La entidad pública Casa 47 ha acordado iniciar acciones para reclamar daños y perjuicios a una empresa que abandonó de forma injustificada el concurso para gestionar el nuevo parque estatal de vivienda. La decisión se adopta tras analizar la retirada de una de las compañías que concurrían a la licitación del contrato de gestión. Según publica Europa Press, la empresa afectada es Procuradores Gestimed. Esta firma formaba parte de las 12 compañías que se presentaron a un concurso público valorado en 62 millones de euros.

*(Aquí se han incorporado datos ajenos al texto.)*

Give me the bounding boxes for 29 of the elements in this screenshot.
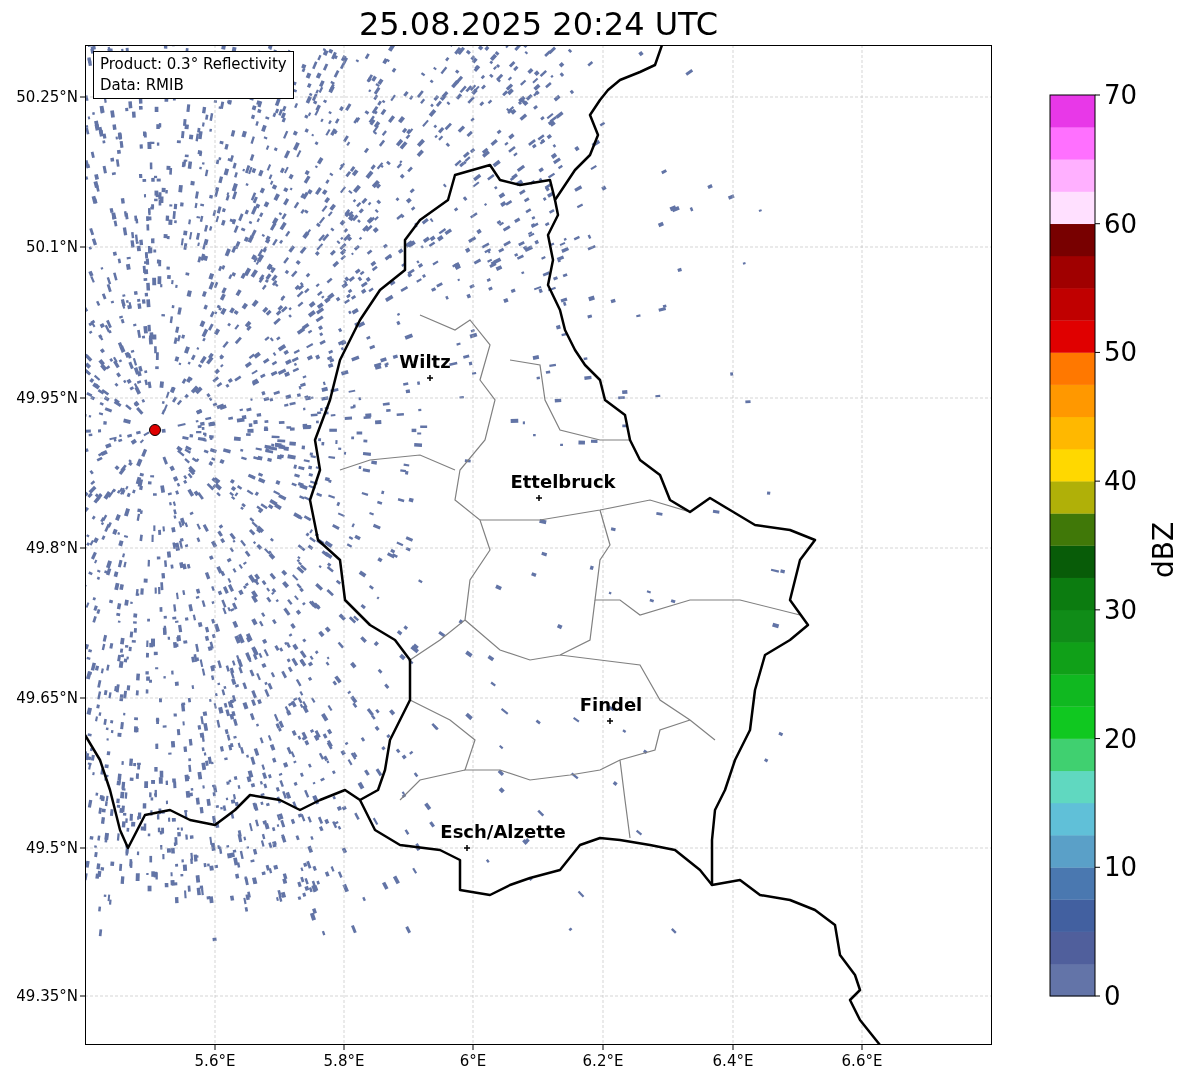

En concreto, la empresa optaba a tres lotes correspondientes a nueve comunidades autónomas por un importe conjunto de 47 millones de euros. Sin embargo, tres semanas después de haber sido admitida en el proceso, solicitó el pasado 12 de febrero su exclusión. La compañía alegó «motivos internos de organización y estrategia empresarial» para justificar su retirada. No obstante, la mesa de contratación considera que esas razones no están suficientemente fundamentadas.
«No parece que los motivos internos de organización y de estrategia empresarial alegados, sin especificar ningún tipo de información adicional ni aportar documentación acreditativa de ello, pueda constituir una justificación de la retirada de la proposición«, señala el órgano en su valoración. Con base en esta interpretación, se ha propuesto iniciar la reclamación de los posibles perjuicios ocasionados. Además, la entidad pública estudiará si procede declarar a la empresa como prohibida para contratar nuevamente con la Administración.

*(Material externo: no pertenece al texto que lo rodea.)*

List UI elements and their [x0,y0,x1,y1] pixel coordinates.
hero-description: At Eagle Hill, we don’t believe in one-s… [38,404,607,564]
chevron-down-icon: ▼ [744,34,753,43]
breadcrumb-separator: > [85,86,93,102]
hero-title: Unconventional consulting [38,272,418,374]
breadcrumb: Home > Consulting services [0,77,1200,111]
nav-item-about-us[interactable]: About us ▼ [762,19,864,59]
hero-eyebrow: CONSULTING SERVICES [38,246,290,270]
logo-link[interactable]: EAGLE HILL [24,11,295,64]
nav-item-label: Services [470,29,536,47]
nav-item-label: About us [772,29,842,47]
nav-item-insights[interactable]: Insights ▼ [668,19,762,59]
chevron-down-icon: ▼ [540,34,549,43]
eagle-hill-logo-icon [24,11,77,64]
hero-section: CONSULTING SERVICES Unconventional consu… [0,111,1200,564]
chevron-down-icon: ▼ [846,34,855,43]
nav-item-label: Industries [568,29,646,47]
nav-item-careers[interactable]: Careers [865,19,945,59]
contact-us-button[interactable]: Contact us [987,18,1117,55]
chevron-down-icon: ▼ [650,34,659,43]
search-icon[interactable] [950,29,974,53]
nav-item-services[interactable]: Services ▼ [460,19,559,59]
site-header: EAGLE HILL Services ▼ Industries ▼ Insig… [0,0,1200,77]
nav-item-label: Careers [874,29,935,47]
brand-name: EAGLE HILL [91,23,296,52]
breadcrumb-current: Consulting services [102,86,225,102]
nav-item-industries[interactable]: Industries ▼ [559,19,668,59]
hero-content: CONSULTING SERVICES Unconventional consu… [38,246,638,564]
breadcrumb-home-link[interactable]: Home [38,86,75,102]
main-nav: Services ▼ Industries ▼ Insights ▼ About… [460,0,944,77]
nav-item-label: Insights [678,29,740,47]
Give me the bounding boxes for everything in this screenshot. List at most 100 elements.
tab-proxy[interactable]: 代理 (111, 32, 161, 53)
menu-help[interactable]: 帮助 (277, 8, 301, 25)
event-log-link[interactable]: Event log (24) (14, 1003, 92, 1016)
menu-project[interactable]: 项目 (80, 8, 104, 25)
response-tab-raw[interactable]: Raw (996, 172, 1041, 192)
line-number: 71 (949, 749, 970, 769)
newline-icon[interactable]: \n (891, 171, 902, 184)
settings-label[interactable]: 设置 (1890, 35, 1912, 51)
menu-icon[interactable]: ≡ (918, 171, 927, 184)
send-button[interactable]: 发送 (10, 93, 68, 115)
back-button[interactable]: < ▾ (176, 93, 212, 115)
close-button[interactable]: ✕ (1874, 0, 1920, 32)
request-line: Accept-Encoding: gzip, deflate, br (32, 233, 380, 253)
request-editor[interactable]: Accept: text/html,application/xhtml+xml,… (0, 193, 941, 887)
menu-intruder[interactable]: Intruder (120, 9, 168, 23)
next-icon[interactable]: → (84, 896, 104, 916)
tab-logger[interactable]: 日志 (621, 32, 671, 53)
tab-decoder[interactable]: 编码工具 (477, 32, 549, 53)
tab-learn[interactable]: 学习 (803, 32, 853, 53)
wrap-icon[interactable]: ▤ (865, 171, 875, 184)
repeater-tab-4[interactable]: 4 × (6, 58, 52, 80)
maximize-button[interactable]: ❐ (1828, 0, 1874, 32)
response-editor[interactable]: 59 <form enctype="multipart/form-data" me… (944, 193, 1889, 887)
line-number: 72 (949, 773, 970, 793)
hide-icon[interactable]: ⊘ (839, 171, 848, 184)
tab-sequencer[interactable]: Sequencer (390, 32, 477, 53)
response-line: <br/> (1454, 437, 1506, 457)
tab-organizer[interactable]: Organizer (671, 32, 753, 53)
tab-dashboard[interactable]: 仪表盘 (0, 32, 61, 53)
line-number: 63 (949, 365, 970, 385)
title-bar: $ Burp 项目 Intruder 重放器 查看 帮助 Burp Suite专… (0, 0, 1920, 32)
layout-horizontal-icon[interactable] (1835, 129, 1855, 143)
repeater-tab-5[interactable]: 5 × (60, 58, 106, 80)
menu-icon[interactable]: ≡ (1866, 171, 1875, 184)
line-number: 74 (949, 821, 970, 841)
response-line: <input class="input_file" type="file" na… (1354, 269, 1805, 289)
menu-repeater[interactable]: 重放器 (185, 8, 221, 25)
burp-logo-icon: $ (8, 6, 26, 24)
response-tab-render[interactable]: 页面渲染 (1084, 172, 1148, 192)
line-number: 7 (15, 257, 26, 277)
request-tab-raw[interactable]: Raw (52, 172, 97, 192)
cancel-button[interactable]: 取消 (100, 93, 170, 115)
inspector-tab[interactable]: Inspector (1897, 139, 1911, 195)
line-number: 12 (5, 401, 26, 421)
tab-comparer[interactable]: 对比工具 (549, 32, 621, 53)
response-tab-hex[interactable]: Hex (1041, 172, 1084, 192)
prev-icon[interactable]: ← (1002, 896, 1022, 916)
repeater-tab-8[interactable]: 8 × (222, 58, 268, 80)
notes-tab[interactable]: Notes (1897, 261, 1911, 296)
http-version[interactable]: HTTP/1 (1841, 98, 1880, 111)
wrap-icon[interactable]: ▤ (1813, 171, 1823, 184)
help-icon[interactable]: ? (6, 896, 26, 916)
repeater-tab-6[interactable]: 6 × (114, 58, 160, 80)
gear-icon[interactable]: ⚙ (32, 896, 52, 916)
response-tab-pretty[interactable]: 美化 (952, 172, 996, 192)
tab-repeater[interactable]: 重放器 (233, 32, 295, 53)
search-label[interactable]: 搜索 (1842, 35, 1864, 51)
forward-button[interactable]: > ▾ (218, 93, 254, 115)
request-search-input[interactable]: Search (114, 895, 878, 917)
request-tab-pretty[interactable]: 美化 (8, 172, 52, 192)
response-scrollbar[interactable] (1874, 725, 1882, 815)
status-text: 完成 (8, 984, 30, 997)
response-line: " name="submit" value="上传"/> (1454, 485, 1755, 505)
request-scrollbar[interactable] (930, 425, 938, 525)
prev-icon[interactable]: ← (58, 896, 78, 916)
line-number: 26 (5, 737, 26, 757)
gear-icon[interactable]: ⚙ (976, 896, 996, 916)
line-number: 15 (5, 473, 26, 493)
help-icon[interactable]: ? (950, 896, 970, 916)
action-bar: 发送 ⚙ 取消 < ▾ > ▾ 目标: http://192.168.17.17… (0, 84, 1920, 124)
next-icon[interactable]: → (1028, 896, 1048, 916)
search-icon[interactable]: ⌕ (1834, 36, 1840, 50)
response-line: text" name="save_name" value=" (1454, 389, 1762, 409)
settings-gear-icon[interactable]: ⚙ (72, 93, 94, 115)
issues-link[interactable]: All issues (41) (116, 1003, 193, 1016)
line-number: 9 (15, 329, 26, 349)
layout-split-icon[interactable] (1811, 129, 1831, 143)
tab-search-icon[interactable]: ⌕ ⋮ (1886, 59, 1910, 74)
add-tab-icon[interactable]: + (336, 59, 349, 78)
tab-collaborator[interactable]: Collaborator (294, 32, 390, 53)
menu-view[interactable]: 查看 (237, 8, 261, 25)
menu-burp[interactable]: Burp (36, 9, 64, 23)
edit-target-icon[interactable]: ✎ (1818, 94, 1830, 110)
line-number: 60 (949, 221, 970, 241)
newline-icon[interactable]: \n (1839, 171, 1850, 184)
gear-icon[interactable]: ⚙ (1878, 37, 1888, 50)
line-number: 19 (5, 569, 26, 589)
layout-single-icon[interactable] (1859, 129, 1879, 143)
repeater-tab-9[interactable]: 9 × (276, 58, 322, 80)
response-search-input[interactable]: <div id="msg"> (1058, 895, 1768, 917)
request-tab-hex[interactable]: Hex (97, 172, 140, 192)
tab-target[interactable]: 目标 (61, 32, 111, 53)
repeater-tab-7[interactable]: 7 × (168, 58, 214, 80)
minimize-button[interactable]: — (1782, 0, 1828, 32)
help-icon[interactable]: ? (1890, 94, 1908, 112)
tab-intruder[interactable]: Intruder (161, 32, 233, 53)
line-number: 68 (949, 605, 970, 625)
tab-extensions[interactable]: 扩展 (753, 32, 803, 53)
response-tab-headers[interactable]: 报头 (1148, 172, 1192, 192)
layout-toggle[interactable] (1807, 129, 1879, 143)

La mesa de contratación, adscrita al Ministerio de Vivienda y Agenda Urbana, elevó ambas propuestas al órgano competente. Las dos decisiones ya han recibido el visto bueno correspondiente.
Un contrato clave para el parque público de vivienda
El contrato de gestión impulsado por Casa 47 constituye una pieza esencial en la puesta en marcha del nuevo modelo de administración del parque público de vivienda en España. La entidad asumirá la gestión integral del ciclo residencial de los inmuebles incorporados al patrimonio estatal. Las empresas adjudicatarias deben acreditar experiencia previa en la gestión de vivienda asequible o social durante al menos un año en los últimos tres. Se trata de un requisito destinado a garantizar que los operadores cuentan con conocimientos específicos en este ámbito.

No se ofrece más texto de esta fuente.